As previously reported, plans to demolish Michaelmas House, in Lower Lemington, near Moreton, were submitted to Cotswold District Council just before Christmas.

But the proposals to replace the cottage, which is next to a Norman church and is just one of six houses in the tiny hamlet, horrified residents and people living further afield who contacted The Journal and the previous owner, Charles Pearmain.

The 57-year-old, who now lives in Great Wolford, near Shipston, was dismayed at the plans he described as "insensitive vandalism" but said he is now glad they are being reconsidered.

"There was a lot of public outcry, I had quite a few people contact me," he said. "It's such a pretty little village there's nothing around there. There's some old farm buildings but everything else is just as it was 200 or 300 years ago.

"I think people appreciate that sort of peace and tranquillity. Michaelmas House is such an important part being only one of six houses there it's the thing you see as you drive into the village.
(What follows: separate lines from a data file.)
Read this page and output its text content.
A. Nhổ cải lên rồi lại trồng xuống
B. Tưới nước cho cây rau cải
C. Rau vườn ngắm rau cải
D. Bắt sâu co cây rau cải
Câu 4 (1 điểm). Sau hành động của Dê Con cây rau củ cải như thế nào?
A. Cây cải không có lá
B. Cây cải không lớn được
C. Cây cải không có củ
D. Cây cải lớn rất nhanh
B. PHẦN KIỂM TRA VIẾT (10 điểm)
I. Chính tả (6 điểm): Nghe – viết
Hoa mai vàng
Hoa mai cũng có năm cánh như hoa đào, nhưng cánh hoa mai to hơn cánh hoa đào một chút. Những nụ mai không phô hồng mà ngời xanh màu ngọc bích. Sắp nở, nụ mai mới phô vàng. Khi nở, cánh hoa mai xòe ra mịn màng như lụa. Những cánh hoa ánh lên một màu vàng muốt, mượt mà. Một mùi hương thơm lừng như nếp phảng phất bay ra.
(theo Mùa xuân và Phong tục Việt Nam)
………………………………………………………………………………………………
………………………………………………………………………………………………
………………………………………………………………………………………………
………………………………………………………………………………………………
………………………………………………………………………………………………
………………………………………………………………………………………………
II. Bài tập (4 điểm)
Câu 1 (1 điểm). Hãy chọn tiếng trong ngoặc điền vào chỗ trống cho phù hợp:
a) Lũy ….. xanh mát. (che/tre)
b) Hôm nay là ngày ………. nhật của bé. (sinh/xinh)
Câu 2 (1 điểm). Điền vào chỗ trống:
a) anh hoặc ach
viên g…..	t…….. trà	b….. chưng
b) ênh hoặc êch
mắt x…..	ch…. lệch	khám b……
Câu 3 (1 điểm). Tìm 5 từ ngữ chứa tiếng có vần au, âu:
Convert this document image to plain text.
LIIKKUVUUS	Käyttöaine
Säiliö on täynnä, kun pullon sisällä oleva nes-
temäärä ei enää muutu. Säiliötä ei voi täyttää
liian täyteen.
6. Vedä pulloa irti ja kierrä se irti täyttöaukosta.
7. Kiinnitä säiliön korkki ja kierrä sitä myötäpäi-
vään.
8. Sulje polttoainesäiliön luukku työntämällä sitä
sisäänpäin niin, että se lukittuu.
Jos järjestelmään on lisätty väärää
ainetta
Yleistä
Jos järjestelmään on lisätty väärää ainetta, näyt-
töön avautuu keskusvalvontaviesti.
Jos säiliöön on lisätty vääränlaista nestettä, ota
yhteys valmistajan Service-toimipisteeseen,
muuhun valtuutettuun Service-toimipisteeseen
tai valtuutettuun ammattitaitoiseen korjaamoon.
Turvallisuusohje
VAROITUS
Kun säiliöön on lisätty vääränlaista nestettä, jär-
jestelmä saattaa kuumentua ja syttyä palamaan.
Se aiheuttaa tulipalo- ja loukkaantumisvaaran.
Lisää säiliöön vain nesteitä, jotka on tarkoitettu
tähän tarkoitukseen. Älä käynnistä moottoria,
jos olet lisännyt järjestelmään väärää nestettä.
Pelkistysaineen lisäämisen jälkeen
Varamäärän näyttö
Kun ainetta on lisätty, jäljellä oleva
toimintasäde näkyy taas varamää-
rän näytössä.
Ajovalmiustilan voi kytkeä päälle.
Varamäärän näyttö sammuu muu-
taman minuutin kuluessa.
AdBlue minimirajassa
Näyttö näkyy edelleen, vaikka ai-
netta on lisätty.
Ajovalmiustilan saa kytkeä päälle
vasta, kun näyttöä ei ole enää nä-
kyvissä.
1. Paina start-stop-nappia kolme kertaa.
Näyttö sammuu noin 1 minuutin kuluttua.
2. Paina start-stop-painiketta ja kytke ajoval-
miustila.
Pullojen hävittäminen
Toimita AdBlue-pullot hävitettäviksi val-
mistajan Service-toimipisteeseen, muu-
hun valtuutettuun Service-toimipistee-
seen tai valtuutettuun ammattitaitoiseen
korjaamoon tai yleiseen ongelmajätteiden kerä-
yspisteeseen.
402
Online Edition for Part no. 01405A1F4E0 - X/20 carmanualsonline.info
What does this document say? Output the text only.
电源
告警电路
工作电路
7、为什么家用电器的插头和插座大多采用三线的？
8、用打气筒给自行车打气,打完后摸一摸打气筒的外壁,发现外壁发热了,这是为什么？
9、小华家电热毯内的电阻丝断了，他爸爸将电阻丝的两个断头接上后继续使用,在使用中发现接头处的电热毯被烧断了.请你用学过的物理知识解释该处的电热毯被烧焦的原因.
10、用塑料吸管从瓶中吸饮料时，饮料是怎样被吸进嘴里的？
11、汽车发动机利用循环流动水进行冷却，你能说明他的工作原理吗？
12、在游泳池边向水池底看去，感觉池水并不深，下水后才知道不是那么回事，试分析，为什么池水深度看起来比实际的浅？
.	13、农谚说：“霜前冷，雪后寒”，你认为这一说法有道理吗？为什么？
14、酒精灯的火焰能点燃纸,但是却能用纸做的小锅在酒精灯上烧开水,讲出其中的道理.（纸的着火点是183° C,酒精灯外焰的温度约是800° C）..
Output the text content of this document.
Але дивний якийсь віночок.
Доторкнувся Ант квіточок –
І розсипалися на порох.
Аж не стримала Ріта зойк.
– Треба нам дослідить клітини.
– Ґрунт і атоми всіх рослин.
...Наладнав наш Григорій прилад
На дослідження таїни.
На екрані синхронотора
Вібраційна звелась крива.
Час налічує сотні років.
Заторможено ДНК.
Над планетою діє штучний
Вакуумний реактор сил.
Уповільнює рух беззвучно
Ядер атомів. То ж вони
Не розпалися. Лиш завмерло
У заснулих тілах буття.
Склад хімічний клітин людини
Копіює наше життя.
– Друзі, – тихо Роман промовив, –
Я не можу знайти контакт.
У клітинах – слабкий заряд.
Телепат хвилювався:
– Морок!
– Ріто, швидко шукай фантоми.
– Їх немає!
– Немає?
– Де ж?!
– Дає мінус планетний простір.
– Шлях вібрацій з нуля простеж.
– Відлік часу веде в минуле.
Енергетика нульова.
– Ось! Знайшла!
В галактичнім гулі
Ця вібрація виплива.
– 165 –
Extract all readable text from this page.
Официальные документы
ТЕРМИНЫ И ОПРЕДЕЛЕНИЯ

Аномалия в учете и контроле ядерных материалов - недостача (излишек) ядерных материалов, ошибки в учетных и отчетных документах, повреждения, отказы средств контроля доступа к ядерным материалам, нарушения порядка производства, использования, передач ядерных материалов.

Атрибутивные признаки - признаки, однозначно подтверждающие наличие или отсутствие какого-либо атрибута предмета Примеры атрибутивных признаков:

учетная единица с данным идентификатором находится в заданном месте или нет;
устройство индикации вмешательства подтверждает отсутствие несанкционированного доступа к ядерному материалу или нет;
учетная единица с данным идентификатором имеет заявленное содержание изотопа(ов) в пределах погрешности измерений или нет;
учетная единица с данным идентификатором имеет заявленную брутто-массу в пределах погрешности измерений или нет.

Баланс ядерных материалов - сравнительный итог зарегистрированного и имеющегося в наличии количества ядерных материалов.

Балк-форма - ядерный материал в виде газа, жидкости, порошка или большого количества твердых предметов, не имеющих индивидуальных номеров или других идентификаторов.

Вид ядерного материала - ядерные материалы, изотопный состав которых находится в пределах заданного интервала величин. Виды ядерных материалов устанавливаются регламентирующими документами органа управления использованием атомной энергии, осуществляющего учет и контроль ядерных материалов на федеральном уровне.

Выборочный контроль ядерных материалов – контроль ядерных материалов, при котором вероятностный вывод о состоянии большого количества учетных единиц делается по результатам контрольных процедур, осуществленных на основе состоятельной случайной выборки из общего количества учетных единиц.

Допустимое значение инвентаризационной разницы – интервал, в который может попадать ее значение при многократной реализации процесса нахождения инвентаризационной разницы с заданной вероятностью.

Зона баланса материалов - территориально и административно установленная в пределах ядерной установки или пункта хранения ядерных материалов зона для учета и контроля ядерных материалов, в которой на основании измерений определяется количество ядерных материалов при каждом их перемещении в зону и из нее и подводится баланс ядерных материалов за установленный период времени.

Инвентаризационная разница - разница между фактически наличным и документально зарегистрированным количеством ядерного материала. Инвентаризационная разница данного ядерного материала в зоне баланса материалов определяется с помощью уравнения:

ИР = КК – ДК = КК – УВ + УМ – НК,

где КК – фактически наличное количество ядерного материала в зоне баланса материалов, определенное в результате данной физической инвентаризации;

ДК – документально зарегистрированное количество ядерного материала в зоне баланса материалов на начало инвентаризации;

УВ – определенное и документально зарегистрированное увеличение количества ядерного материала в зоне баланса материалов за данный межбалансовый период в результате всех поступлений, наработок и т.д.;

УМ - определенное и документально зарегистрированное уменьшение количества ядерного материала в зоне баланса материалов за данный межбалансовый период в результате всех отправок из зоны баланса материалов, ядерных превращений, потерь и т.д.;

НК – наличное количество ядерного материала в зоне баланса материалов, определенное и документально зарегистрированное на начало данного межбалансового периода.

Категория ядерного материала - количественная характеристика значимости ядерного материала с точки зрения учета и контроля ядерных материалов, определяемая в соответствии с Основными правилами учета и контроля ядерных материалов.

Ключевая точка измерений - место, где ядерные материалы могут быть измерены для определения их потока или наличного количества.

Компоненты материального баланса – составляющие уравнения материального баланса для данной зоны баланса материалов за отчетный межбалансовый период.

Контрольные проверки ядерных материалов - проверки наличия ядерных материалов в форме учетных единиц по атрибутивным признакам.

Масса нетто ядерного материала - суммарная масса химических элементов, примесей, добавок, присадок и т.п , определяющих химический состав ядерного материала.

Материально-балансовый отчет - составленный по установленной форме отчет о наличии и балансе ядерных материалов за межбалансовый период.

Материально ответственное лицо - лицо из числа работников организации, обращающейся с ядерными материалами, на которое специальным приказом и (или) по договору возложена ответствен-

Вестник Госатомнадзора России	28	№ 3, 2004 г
"It captures everyone's hearts. I think it was the destruction of that little corner of England was what people were objecting to."

Benjamin Burchnall, chairman of Batsford Parish Meeting, said he was pleased the application had been withdrawn.

"Harmony has been restored and not a great amount of change has happened," he said. "It's not cost any money, if people were going to start a petition and gone to legal challenge it would have cost.

"It's a good thing, peacefully agreed."

The applicant has already demolished a single storey side extension and part of a rear extension - which they do not need planning permission for - which were installed in the 1960s and 70s.

A spokesman for Cotswold District Council said: "This application was withdrawn as it was going to be refused on the grounds that approval would have resulted in the loss of a heritage asset."

When contacted by The Journal, planning agent Steven Chance said the applicant had no comment.